Open aropb opened 2 months ago

aropb commented 2 months ago

Description

  1. Wherever possible, it is better not to create a Context (this increases the memory used). For example, you can use: weights.Tokenize() Instead of: context.Tokenize()

  2. The problem of multithreading. It occurs when embeddings begin to be created at the same time and a question is asked about the model (Executor). This is a big problem and I think it does not apply to KM. I think that some native api calls need to be protected from simultaneous calls.

Error:

Error: CUDA error: the function failed to launch on the GPU current device: 0, in function ggml_cuda_mul_mat_batched_cublas at D:\a\LLamaSharp\LLamaSharp\ggml\src\ggml-cuda.cu:1889 cublasGemmBatchedEx(ctx.cublas_handle(), CUBLAS_OP_T, CUBLAS_OP_N, ne01, ne11, ne10, alpha, (const void ) (ptrs_src.get() + 0*ne23), CUDA_R_16F, nb01/nb00, (const void *) (ptrs_src.get() + 1ne23), CUDA_R_16F, nb11/nb10, beta, ( void ) (ptrs_dst.get() + 0*ne23), cu_data_type, ne01, ne23, cu_compute_type, CUBLAS_GEMM_DEFAULT_TENSOR_OP) CUDA error: operation not permitted when stream is capturing current device: 0, in function ggml_backend_cuda_buffer_clear at D:\a\LLamaSharp\LLamaSharp\ggml\src\ggml-cuda.cu:535 cudaDeviceSynchronize() SafeLLamaContextHandle.llama_new_context_with_model

Or here is such an error when calling at the same time:

... LLamaStatelessExecutor executor = new(Weights, ModelParams); ... await foreach (string text in executor.InferAsync(prompt, DefaultInferenceParams, cancellationToken)) { sb.Append(text); } ...

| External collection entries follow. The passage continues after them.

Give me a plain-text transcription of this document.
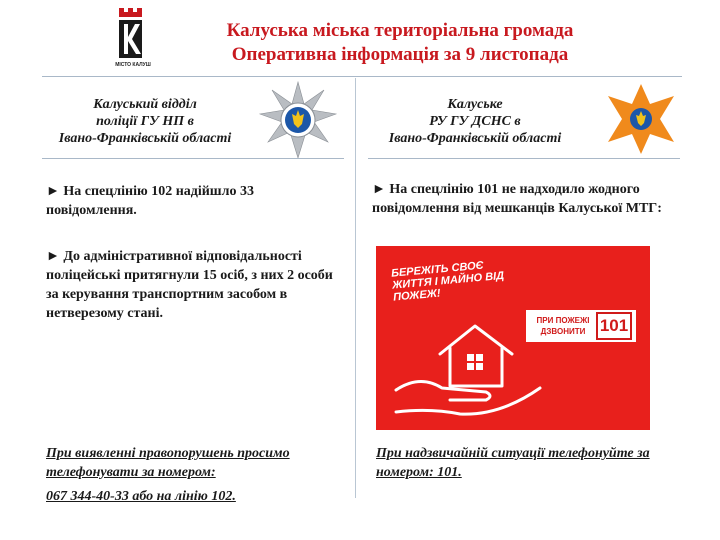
МІСТО КАЛУШ
Калуська міська територіальна громада
Оперативна інформація за 9 листопада
Калуський відділ
поліції ГУ НП в
Івано-Франківській області
► На спецлінію 102 надійшло 33 повідомлення.
► До адміністративної відповідальності поліцейські притягнули 15 осіб, з них 2 особи за керування транспортним засобом в нетверезому стані.
При виявленні правопорушень просимо телефонувати за номером:
067 344-40-33 або на лінію 102.
Калуське
РУ ГУ ДСНС в
Івано-Франківській області
► На спецлінію 101 не надходило жодного повідомлення від мешканців Калуської МТГ:
БЕРЕЖІТЬ СВОЄ ЖИТТЯ І МАЙНО ВІД ПОЖЕЖ!
ПРИ ПОЖЕЖІ ДЗВОНИТИ 101
При надзвичайній ситуації телефонуйте за номером: 101.
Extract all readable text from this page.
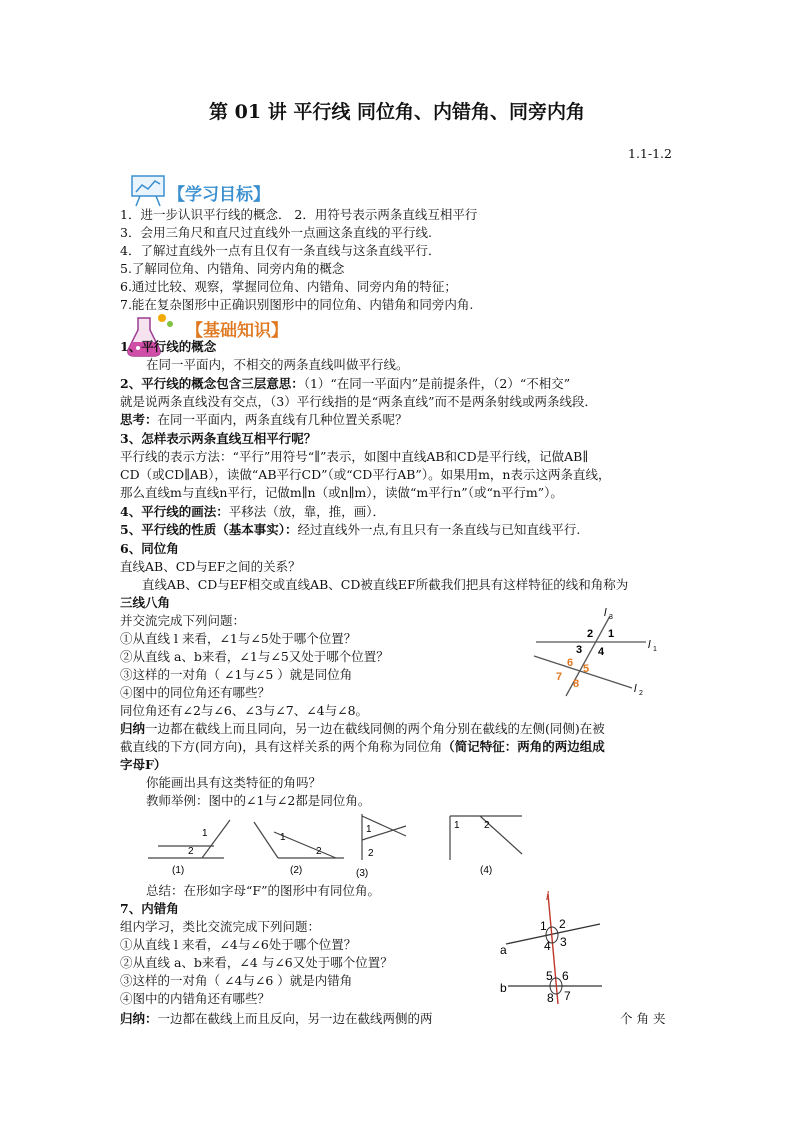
第 01 讲 平行线 同位角、内错角、同旁内角
1.1-1.2
【学习目标】
1．进一步认识平行线的概念． 2．用符号表示两条直线互相平行
3．会用三角尺和直尺过直线外一点画这条直线的平行线.
4．了解过直线外一点有且仅有一条直线与这条直线平行．
5.了解同位角、内错角、同旁内角的概念
6.通过比较、观察，掌握同位角、内错角、同旁内角的特征；
7.能在复杂图形中正确识别图形中的同位角、内错角和同旁内角.
【基础知识】
1、平行线的概念
在同一平面内，不相交的两条直线叫做平行线。
2、平行线的概念包含三层意思：（1）“在同一平面内”是前提条件，（2）“不相交”
就是说两条直线没有交点，（3）平行线指的是“两条直线”而不是两条射线或两条线段．
思考：在同一平面内，两条直线有几种位置关系呢？
3、怎样表示两条直线互相平行呢？
平行线的表示方法：“平行”用符号“∥”表示，如图中直线AB和CD是平行线，记做AB∥
CD（或CD∥AB），读做“AB平行CD”（或“CD平行AB”）。如果用m，n表示这两条直线，
那么直线m与直线n平行，记做m∥n（或n∥m），读做“m平行n”（或“n平行m”）。
4、平行线的画法：平移法（放，靠，推，画）．
5、平行线的性质（基本事实）：经过直线外一点,有且只有一条直线与已知直线平行.
6、同位角
直线AB、CD与EF之间的关系？
直线AB、CD与EF相交或直线AB、CD被直线EF所截我们把具有这样特征的线和角称为
三线八角
并交流完成下列问题：
①从直线 l 来看，∠1与∠5处于哪个位置？
②从直线 a、b来看，∠1与∠5又处于哪个位置？
③这样的一对角（ ∠1与∠5 ）就是同位角
④图中的同位角还有哪些？
同位角还有∠2与∠6、∠3与∠7、∠4与∠8。
归纳一边都在截线上而且同向，另一边在截线同侧的两个角分别在截线的左侧(同侧)在被
截直线的下方(同方向)，具有这样关系的两个角称为同位角（简记特征：两角的两边组成
字母F）
你能画出具有这类特征的角吗？
教师举例：图中的∠1与∠2都是同位角。
l 3
l 1
l 2
1
2
3 4
5
6
7
8
1
2
(1)
1
2
(2)
1
2
(3)
1 2
(4)
总结：在形如字母“F”的图形中有同位角。
7、内错角
组内学习，类比交流完成下列问题：
①从直线 l 来看，∠4与∠6处于哪个位置？
②从直线 a、b来看，∠4 与∠6又处于哪个位置？
③这样的一对角（ ∠4与∠6 ）就是内错角
④图中的内错角还有哪些？
归纳：一边都在截线上而且反向，另一边在截线两侧的两	个 角 夹
l
a
b
1 2
3
4
5 6
7
8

CUDA error: operation failed due to a previous error during capture SafeLLamaContextHandle.llama_decode => SafeLLamaContextHandle.llama_decode => <>cDisplayClass17_0.b0 current device: 0, in function ggml_backend_cuda_graph_compute at D:\a\LLamaSharp\LLamaSharp\ggml\src\ggml-cuda.cu:2632 SafeLLamaContextHandle.llama_decode => SafeLLamaContextHandle.llama_decode => <>cDisplayClass17_0.b0 cudaStreamEndCapture(cuda_ctx->stream(), &cuda_ctx->cuda_graph->graph) SafeLLamaContextHandle.llama_decode => SafeLLamaContextHandle.llama_decode => <>c__DisplayClass17_0.b__0

How can all these problems be solved?